The Shift from Executor to Evaluator

For decades, the system trained us to do the homework. Today, an operator must learn to grade the homework.

When a problem arises, the immediate reflex is to ask an AI model. The human role is no longer to generate the raw output. If a task is repetitive, a machine should run it. I am still figuring out exactly how much trust to place in these models. But I know this: operating the machine requires analytical thinking. You must understand whether the output is correct.

Consider how a good software engineer approaches an unfamiliar task. They do not expect a forum like Stack Overflow to provide the exact code they need. They use it to research methods. We must treat AI the same way. It suggests an approach. The operator evaluates the suggestion, spots the errors, and makes the final decision. The value you bring to your business is your judgment, not your typing speed.

Audit your daily operations this week and list three recurring tasks you currently execute that you should only be grading.
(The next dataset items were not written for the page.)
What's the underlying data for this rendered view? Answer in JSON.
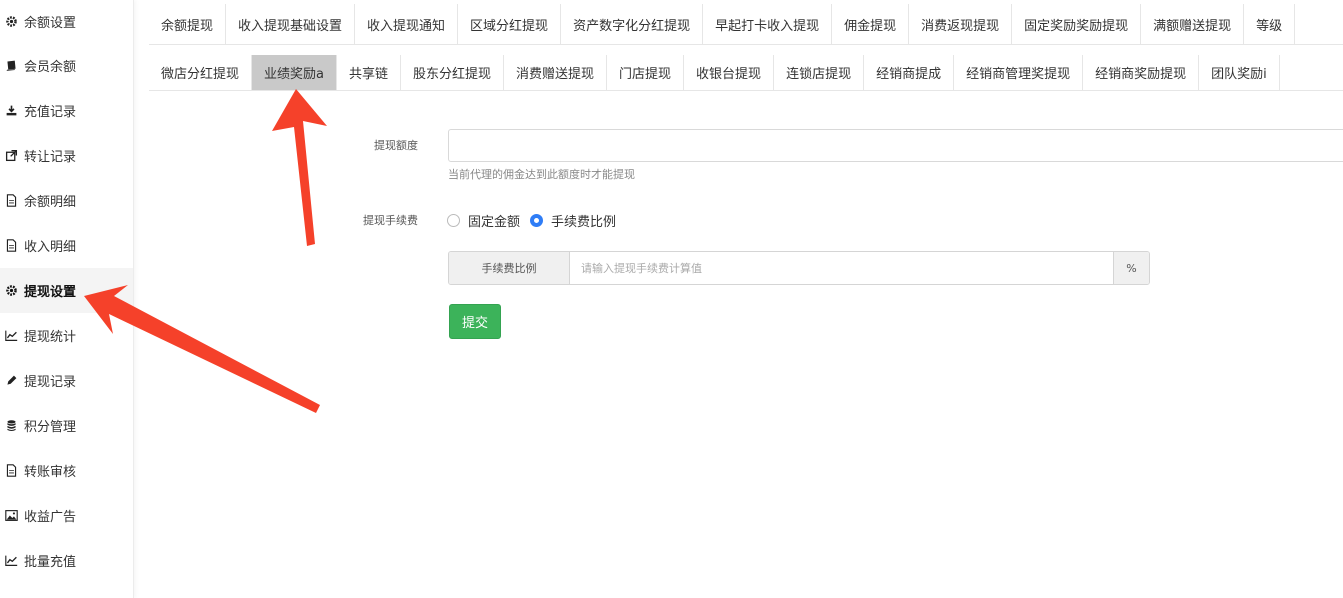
{
  "sidebar": {
    "items": [
      {
        "label": "余额设置",
        "icon": "gear-icon"
      },
      {
        "label": "会员余额",
        "icon": "book-icon"
      },
      {
        "label": "充值记录",
        "icon": "download-icon"
      },
      {
        "label": "转让记录",
        "icon": "external-link-icon"
      },
      {
        "label": "余额明细",
        "icon": "file-icon"
      },
      {
        "label": "收入明细",
        "icon": "file-icon"
      },
      {
        "label": "提现设置",
        "icon": "gear-icon"
      },
      {
        "label": "提现统计",
        "icon": "line-chart-icon"
      },
      {
        "label": "提现记录",
        "icon": "pencil-icon"
      },
      {
        "label": "积分管理",
        "icon": "database-icon"
      },
      {
        "label": "转账审核",
        "icon": "file-icon"
      },
      {
        "label": "收益广告",
        "icon": "image-icon"
      },
      {
        "label": "批量充值",
        "icon": "line-chart-icon"
      }
    ]
  },
  "tabs_row1": [
    "余额提现",
    "收入提现基础设置",
    "收入提现通知",
    "区域分红提现",
    "资产数字化分红提现",
    "早起打卡收入提现",
    "佣金提现",
    "消费返现提现",
    "固定奖励奖励提现",
    "满额赠送提现",
    "等级"
  ],
  "tabs_row2": [
    "微店分红提现",
    "业绩奖励a",
    "共享链",
    "股东分红提现",
    "消费赠送提现",
    "门店提现",
    "收银台提现",
    "连锁店提现",
    "经销商提成",
    "经销商管理奖提现",
    "经销商奖励提现",
    "团队奖励i"
  ],
  "form": {
    "amount_label": "提现额度",
    "amount_value": "",
    "amount_help": "当前代理的佣金达到此额度时才能提现",
    "fee_label": "提现手续费",
    "radio_fixed": "固定金额",
    "radio_ratio": "手续费比例",
    "fee_addon": "手续费比例",
    "fee_placeholder": "请输入提现手续费计算值",
    "fee_value": "",
    "fee_suffix": "%",
    "submit_label": "提交"
  },
  "colors": {
    "accent": "#2f7df6",
    "submit": "#3cb35a",
    "active_tab": "#c9c9c9",
    "annotation_arrow": "#f5412a"
  }
}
Unglamorous Field Work Drives Discovery

You cannot figure out what people need by sitting in an office theorising about it. You have to step into the real world.

When Po-Shen Loh wanted to understand education gaps, he did not run digital surveys. He bought audio equipment, boarded an overnight bus, and gave free math talks in public parks. He stood in front of crowds of 50 to 100 people, city after city. This forced direct interaction with thousands of parents. He found the actual pain points because he did the unscalable, unglamorous work himself.

Later, when he wanted to help a network of disadvantaged schools, he did not just write a cheque. He asked to go in and teach sixth grade. Real discovery happens when you experience the friction directly. You build better models when you understand exactly how the people you serve actually behave.

Stop guessing what your clients want and spend two hours this week doing the manual work yourself to see exactly where the process breaks.

Questions to Consider

  1. What is one recurring task in your business where you still act as the executor instead of the evaluator?
  2. How do you currently test the accuracy of the artificial intelligence outputs in your daily workflow?
  3. When was the last time you stepped out of the owner role to perform the ground-level work yourself?
  4. Are you building your new offerings based on theory, or on friction you personally experienced in the field?

Quotes

  • “People used to go to school to learn how to do the homework. Today everyone needs to learn how to grade the homework.”
  • “You cannot create value if you don’t interact with people. You cannot just theoretically think about the value.”
  • “In the real world, when you’re doing a task, if it’s repetitive, you should get ChatGPT to do it.”